More RAM never hurts, it's a matter of how much money you want to spend/waste. After a certain point, you're just not going to be able to utilize all the RAM on your system unless you're doing something berserk that sucks up resources (or using a Windows program that leaks memory, or using a Windows kernel that leaks memory for that matter...). I have 512 MB of RAM, and in Linux I touch my swap partition about once a week, if that, which means that I'm never using all my RAM. When your RAM fills up, you start using "virtual memory", which means you start swapping data between the harddrive and RAM so that the CPU thinks you have much more RAM than you do (the alternative being your computer freezing or refusing to do anything until RAM is freed i.e. until you kill some programs; that wouldn't be good).
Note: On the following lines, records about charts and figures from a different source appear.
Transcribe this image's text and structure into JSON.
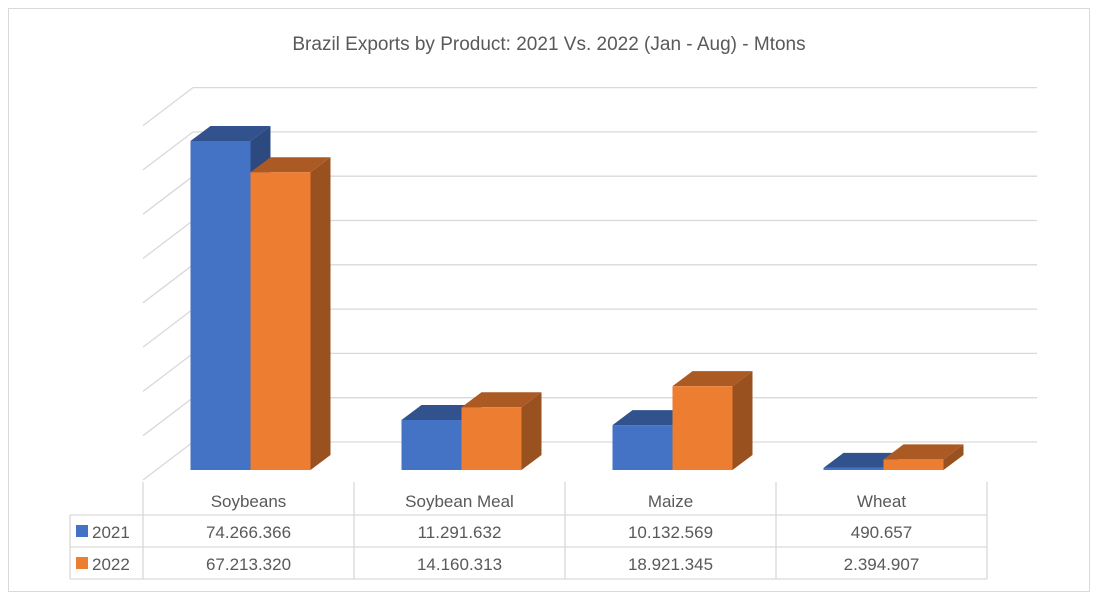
{
  "chart_data": {
    "type": "bar",
    "style": "3d-clustered-column-with-data-table",
    "title": "Brazil Exports by Product: 2021 Vs. 2022 (Jan - Aug) - Mtons",
    "categories": [
      "Soybeans",
      "Soybean Meal",
      "Maize",
      "Wheat"
    ],
    "series": [
      {
        "name": "2021",
        "color": "#4472C4",
        "values": [
          74266366,
          11291632,
          10132569,
          490657
        ],
        "labels": [
          "74.266.366",
          "11.291.632",
          "10.132.569",
          "490.657"
        ]
      },
      {
        "name": "2022",
        "color": "#ED7D31",
        "values": [
          67213320,
          14160313,
          18921345,
          2394907
        ],
        "labels": [
          "67.213.320",
          "14.160.313",
          "18.921.345",
          "2.394.907"
        ]
      }
    ],
    "ylim": [
      0,
      80000000
    ],
    "grid": true,
    "legend": "data-table"
  }
}
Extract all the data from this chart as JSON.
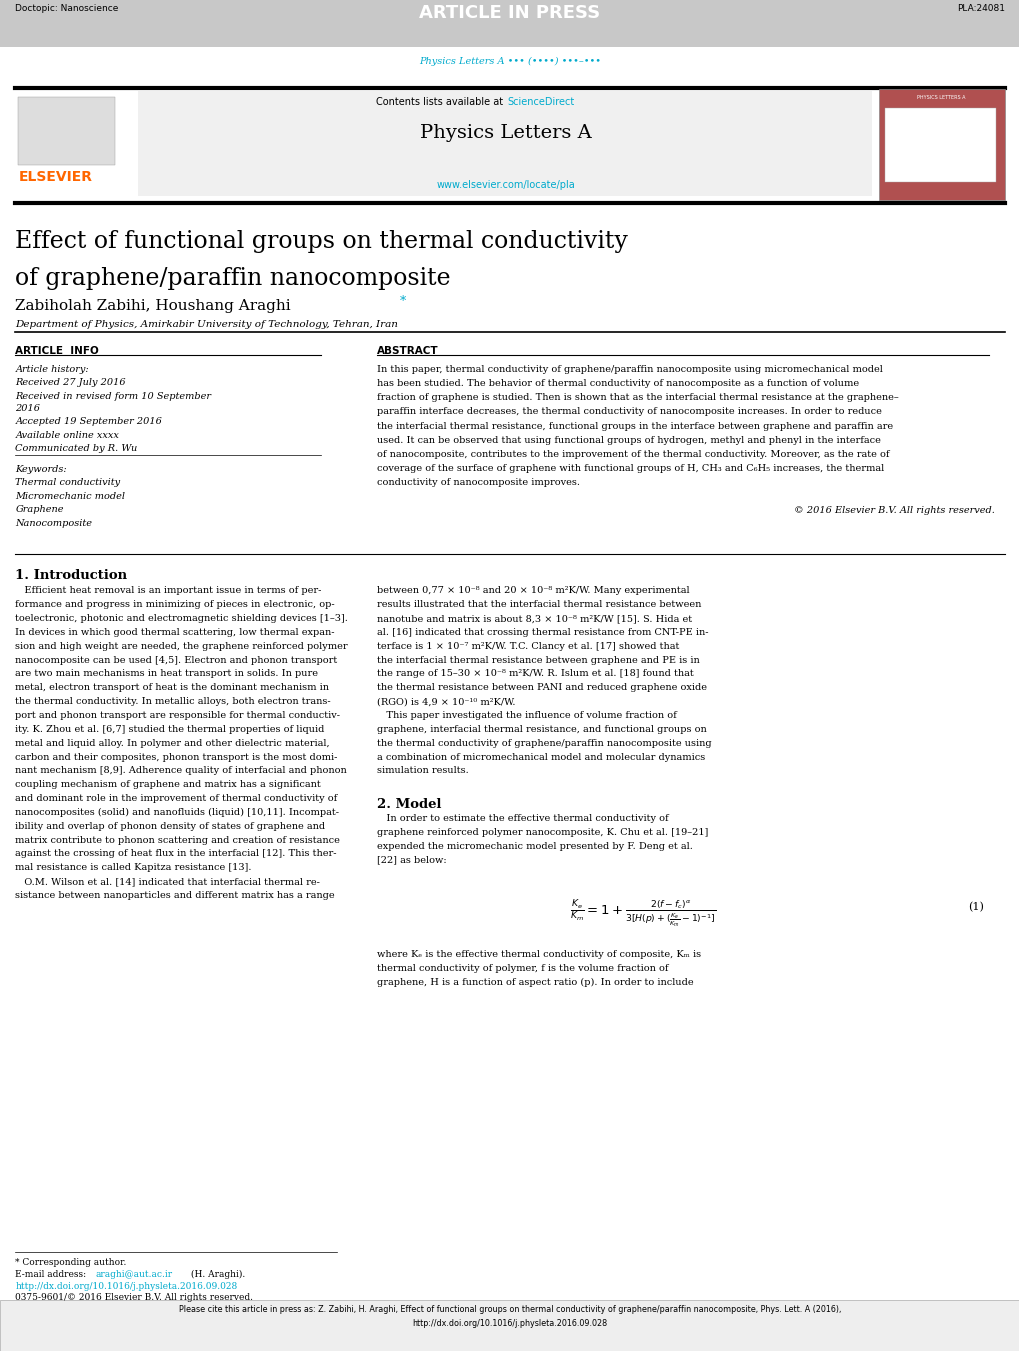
{
  "bg_color": "#ffffff",
  "header_bar_color": "#c8c8c8",
  "header_text_left": "Doctopic: Nanoscience",
  "header_text_center": "ARTICLE IN PRESS",
  "header_text_right": "PLA:24081",
  "journal_ref_text": "Physics Letters A ••• (••••) •••–•••",
  "journal_ref_color": "#00aacc",
  "journal_title": "Physics Letters A",
  "journal_url": "www.elsevier.com/locate/pla",
  "journal_url_color": "#00aacc",
  "contents_text": "Contents lists available at ",
  "sciencedirect_text": "ScienceDirect",
  "sciencedirect_color": "#00aacc",
  "paper_title_line1": "Effect of functional groups on thermal conductivity",
  "paper_title_line2": "of graphene/paraffin nanocomposite",
  "authors": "Zabiholah Zabihi, Houshang Araghi",
  "authors_star": " *",
  "affiliation": "Department of Physics, Amirkabir University of Technology, Tehran, Iran",
  "article_info_header": "ARTICLE  INFO",
  "abstract_header": "ABSTRACT",
  "article_history_label": "Article history:",
  "received1": "Received 27 July 2016",
  "received2": "Received in revised form 10 September",
  "received2b": "2016",
  "accepted": "Accepted 19 September 2016",
  "available": "Available online xxxx",
  "communicated": "Communicated by R. Wu",
  "keywords_label": "Keywords:",
  "keyword1": "Thermal conductivity",
  "keyword2": "Micromechanic model",
  "keyword3": "Graphene",
  "keyword4": "Nanocomposite",
  "copyright_text": "© 2016 Elsevier B.V. All rights reserved.",
  "intro_header": "1. Introduction",
  "section2_header": "2. Model",
  "eq_number": "(1)",
  "footnote_text1": "* Corresponding author.",
  "footnote_text3": "http://dx.doi.org/10.1016/j.physleta.2016.09.028",
  "footnote_text4": "0375-9601/© 2016 Elsevier B.V. All rights reserved.",
  "elsevier_color": "#ff6600",
  "cover_bg_color": "#b05050",
  "cite_line1": "Please cite this article in press as: Z. Zabihi, H. Araghi, Effect of functional groups on thermal conductivity of graphene/paraffin nanocomposite, Phys. Lett. A (2016),",
  "cite_line2": "http://dx.doi.org/10.1016/j.physleta.2016.09.028"
}
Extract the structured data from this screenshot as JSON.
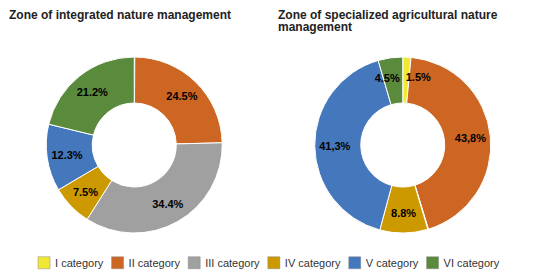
{
  "chart_data": [
    {
      "type": "pie",
      "title": "Zone of integrated nature management",
      "categories": [
        "I category",
        "II category",
        "III category",
        "IV category",
        "V category",
        "VI category"
      ],
      "values": [
        0.1,
        24.5,
        34.4,
        7.5,
        12.3,
        21.2
      ],
      "value_labels": [
        null,
        "24.5%",
        "34.4%",
        "7.5%",
        "12.3%",
        "21.2%"
      ],
      "colors": [
        "#ffffff",
        "#cc6622",
        "#a0a0a0",
        "#cc9900",
        "#4477bb",
        "#5a8a3c"
      ],
      "data_labels": true,
      "legend": "bottom"
    },
    {
      "type": "pie",
      "title": "Zone of specialized agricultural nature\nmanagement",
      "categories": [
        "I category",
        "II category",
        "III category",
        "IV category",
        "V category",
        "VI category"
      ],
      "values": [
        1.5,
        43.8,
        0.1,
        8.8,
        41.3,
        4.5
      ],
      "value_labels": [
        "1.5%",
        "43,8%",
        null,
        "8.8%",
        "41,3%",
        "4.5%"
      ],
      "colors": [
        "#f0e832",
        "#cc6622",
        "#ffffff",
        "#cc9900",
        "#4477bb",
        "#5a8a3c"
      ],
      "data_labels": true,
      "legend": "bottom"
    }
  ]
}
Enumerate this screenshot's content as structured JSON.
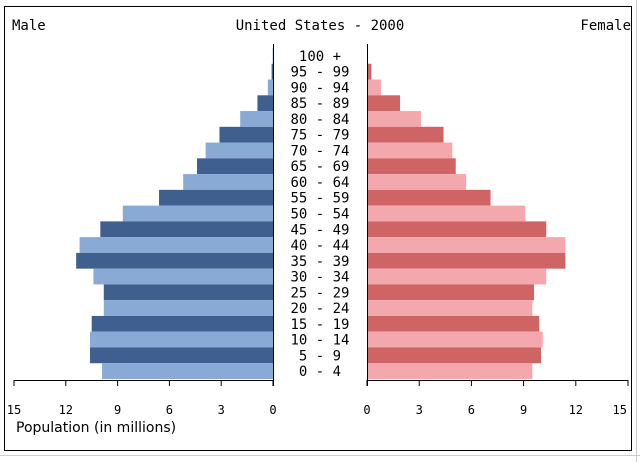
{
  "header": {
    "left_label": "Male",
    "title": "United States - 2000",
    "right_label": "Female"
  },
  "xlabel": "Population (in millions)",
  "colors": {
    "male_dark": "#3f5f8f",
    "male_light": "#8aaad6",
    "female_dark": "#cf6464",
    "female_light": "#f3a8ae"
  },
  "chart_data": {
    "type": "bar",
    "orientation": "horizontal",
    "title": "United States - 2000",
    "xlabel": "Population (in millions)",
    "xlim": [
      0,
      15
    ],
    "ticks": [
      "15",
      "12",
      "9",
      "6",
      "3",
      "0"
    ],
    "ticks_right": [
      "0",
      "3",
      "6",
      "9",
      "12",
      "15"
    ],
    "categories": [
      "100 +",
      "95 - 99",
      "90 - 94",
      "85 - 89",
      "80 - 84",
      "75 - 79",
      "70 - 74",
      "65 - 69",
      "60 - 64",
      "55 - 59",
      "50 - 54",
      "45 - 49",
      "40 - 44",
      "35 - 39",
      "30 - 34",
      "25 - 29",
      "20 - 24",
      "15 - 19",
      "10 - 14",
      "5 - 9",
      "0 - 4"
    ],
    "series": [
      {
        "name": "Male",
        "values": [
          0.02,
          0.08,
          0.3,
          0.9,
          1.9,
          3.1,
          3.9,
          4.4,
          5.2,
          6.6,
          8.7,
          10.0,
          11.2,
          11.4,
          10.4,
          9.8,
          9.8,
          10.5,
          10.6,
          10.6,
          9.9
        ]
      },
      {
        "name": "Female",
        "values": [
          0.05,
          0.25,
          0.8,
          1.9,
          3.1,
          4.4,
          4.9,
          5.1,
          5.7,
          7.1,
          9.1,
          10.3,
          11.4,
          11.4,
          10.3,
          9.6,
          9.5,
          9.9,
          10.1,
          10.0,
          9.5
        ]
      }
    ]
  }
}
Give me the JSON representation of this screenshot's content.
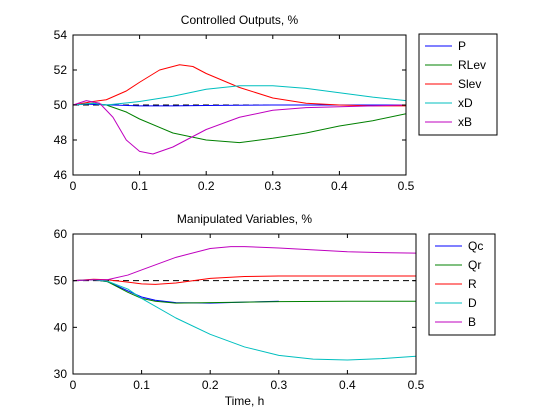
{
  "chart_data": [
    {
      "type": "line",
      "title": "Controlled Outputs, %",
      "xlabel": "",
      "ylabel": "",
      "xlim": [
        0,
        0.5
      ],
      "ylim": [
        46,
        54
      ],
      "xticks": [
        0,
        0.1,
        0.2,
        0.3,
        0.4,
        0.5
      ],
      "xtick_labels": [
        "0",
        "0.1",
        "0.2",
        "0.3",
        "0.4",
        "0.5"
      ],
      "yticks": [
        46,
        48,
        50,
        52,
        54
      ],
      "ytick_labels": [
        "46",
        "48",
        "50",
        "52",
        "54"
      ],
      "grid": false,
      "legend_position": "outside-right",
      "reference_line": {
        "y": 50,
        "style": "dashed",
        "color": "#000000"
      },
      "series": [
        {
          "name": "P",
          "color": "#0000ff",
          "x": [
            0,
            0.02,
            0.04,
            0.06,
            0.1,
            0.15,
            0.2,
            0.3,
            0.4,
            0.5
          ],
          "y": [
            50.0,
            50.05,
            50.02,
            50.0,
            49.95,
            49.95,
            49.97,
            50.0,
            50.0,
            50.0
          ]
        },
        {
          "name": "RLev",
          "color": "#008000",
          "x": [
            0,
            0.03,
            0.05,
            0.08,
            0.1,
            0.15,
            0.2,
            0.25,
            0.3,
            0.35,
            0.4,
            0.45,
            0.5
          ],
          "y": [
            50.0,
            50.1,
            50.0,
            49.6,
            49.2,
            48.4,
            48.0,
            47.85,
            48.1,
            48.4,
            48.8,
            49.1,
            49.5
          ]
        },
        {
          "name": "Slev",
          "color": "#ff0000",
          "x": [
            0,
            0.03,
            0.05,
            0.08,
            0.1,
            0.13,
            0.16,
            0.18,
            0.2,
            0.25,
            0.3,
            0.35,
            0.4,
            0.45,
            0.5
          ],
          "y": [
            50.0,
            50.2,
            50.3,
            50.8,
            51.3,
            52.0,
            52.3,
            52.2,
            51.8,
            51.0,
            50.4,
            50.1,
            50.0,
            49.95,
            49.95
          ]
        },
        {
          "name": "xD",
          "color": "#00bfbf",
          "x": [
            0,
            0.03,
            0.05,
            0.1,
            0.15,
            0.2,
            0.25,
            0.3,
            0.35,
            0.4,
            0.45,
            0.5
          ],
          "y": [
            50.0,
            50.1,
            50.0,
            50.2,
            50.5,
            50.9,
            51.1,
            51.1,
            50.95,
            50.7,
            50.45,
            50.25
          ]
        },
        {
          "name": "xB",
          "color": "#bf00bf",
          "x": [
            0,
            0.02,
            0.04,
            0.06,
            0.08,
            0.1,
            0.12,
            0.15,
            0.2,
            0.25,
            0.3,
            0.35,
            0.4,
            0.45,
            0.5
          ],
          "y": [
            50.0,
            50.25,
            50.1,
            49.3,
            48.0,
            47.35,
            47.2,
            47.6,
            48.6,
            49.3,
            49.7,
            49.85,
            49.9,
            49.95,
            50.0
          ]
        }
      ]
    },
    {
      "type": "line",
      "title": "Manipulated Variables, %",
      "xlabel": "Time, h",
      "ylabel": "",
      "xlim": [
        0,
        0.5
      ],
      "ylim": [
        30,
        60
      ],
      "xticks": [
        0,
        0.1,
        0.2,
        0.3,
        0.4,
        0.5
      ],
      "xtick_labels": [
        "0",
        "0.1",
        "0.2",
        "0.3",
        "0.4",
        "0.5"
      ],
      "yticks": [
        30,
        40,
        50,
        60
      ],
      "ytick_labels": [
        "30",
        "40",
        "50",
        "60"
      ],
      "grid": false,
      "legend_position": "outside-right",
      "reference_line": {
        "y": 50,
        "style": "dashed",
        "color": "#000000"
      },
      "series": [
        {
          "name": "Qc",
          "color": "#0000ff",
          "x": [
            0,
            0.03,
            0.05,
            0.08,
            0.1,
            0.12,
            0.15,
            0.2,
            0.25,
            0.3
          ],
          "y": [
            50.0,
            50.2,
            49.8,
            47.8,
            46.5,
            45.8,
            45.3,
            45.2,
            45.4,
            45.6
          ]
        },
        {
          "name": "Qr",
          "color": "#008000",
          "x": [
            0,
            0.03,
            0.05,
            0.08,
            0.1,
            0.12,
            0.15,
            0.2,
            0.3,
            0.4,
            0.5
          ],
          "y": [
            50.0,
            50.2,
            49.8,
            47.5,
            46.2,
            45.6,
            45.2,
            45.3,
            45.5,
            45.6,
            45.6
          ]
        },
        {
          "name": "R",
          "color": "#ff0000",
          "x": [
            0,
            0.03,
            0.05,
            0.08,
            0.1,
            0.12,
            0.15,
            0.2,
            0.25,
            0.3,
            0.4,
            0.5
          ],
          "y": [
            50.0,
            50.3,
            50.2,
            49.7,
            49.3,
            49.2,
            49.5,
            50.5,
            50.9,
            51.0,
            51.0,
            51.0
          ]
        },
        {
          "name": "D",
          "color": "#00bfbf",
          "x": [
            0,
            0.03,
            0.05,
            0.08,
            0.1,
            0.15,
            0.2,
            0.25,
            0.3,
            0.35,
            0.4,
            0.45,
            0.5
          ],
          "y": [
            50.0,
            50.2,
            49.9,
            48.2,
            46.2,
            42.0,
            38.5,
            35.8,
            34.0,
            33.2,
            33.0,
            33.3,
            33.8
          ]
        },
        {
          "name": "B",
          "color": "#bf00bf",
          "x": [
            0,
            0.03,
            0.05,
            0.08,
            0.1,
            0.15,
            0.2,
            0.23,
            0.25,
            0.3,
            0.35,
            0.4,
            0.45,
            0.5
          ],
          "y": [
            50.0,
            50.2,
            50.2,
            51.2,
            52.3,
            55.0,
            56.9,
            57.3,
            57.3,
            57.0,
            56.6,
            56.2,
            56.0,
            55.9
          ]
        }
      ]
    }
  ]
}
Swapping to the HD is extremely, extremely slow (orders of magnitude slow) compared to using memory already in RAM, and more RAM will save you from swapping; that's about it.

I'm pretty sure DDR RAM is made to work with 2 chips of equal capacity and performance though. One 1 gig chip is worse than 2 512 MB chips, so far as DDR RAM goes. Keep that in mind. If you buy 2 512 MB chips, and someday you want to upgrade, you'll have to trash them both. Might be good to spring for 2 1 gig chips if you think you ever want to upgrade in the future. But honestly, what the heck do you need 2 gigs of RAM for? Unless you're running a server or something.

2.8 GHz is ridiculously more than you'll likely need in the next couple years. What do you need that much CPU power for? Playing Solitaire? Booting Windows in 25 seconds instead of 35? A 550 was almost good enough for me. I don't plan to upgrade from this 2.6 GHz for a long long time. It's just not worth the money. My computer far exceeds the requirements for everything I'm likely to do in the foreseeable future.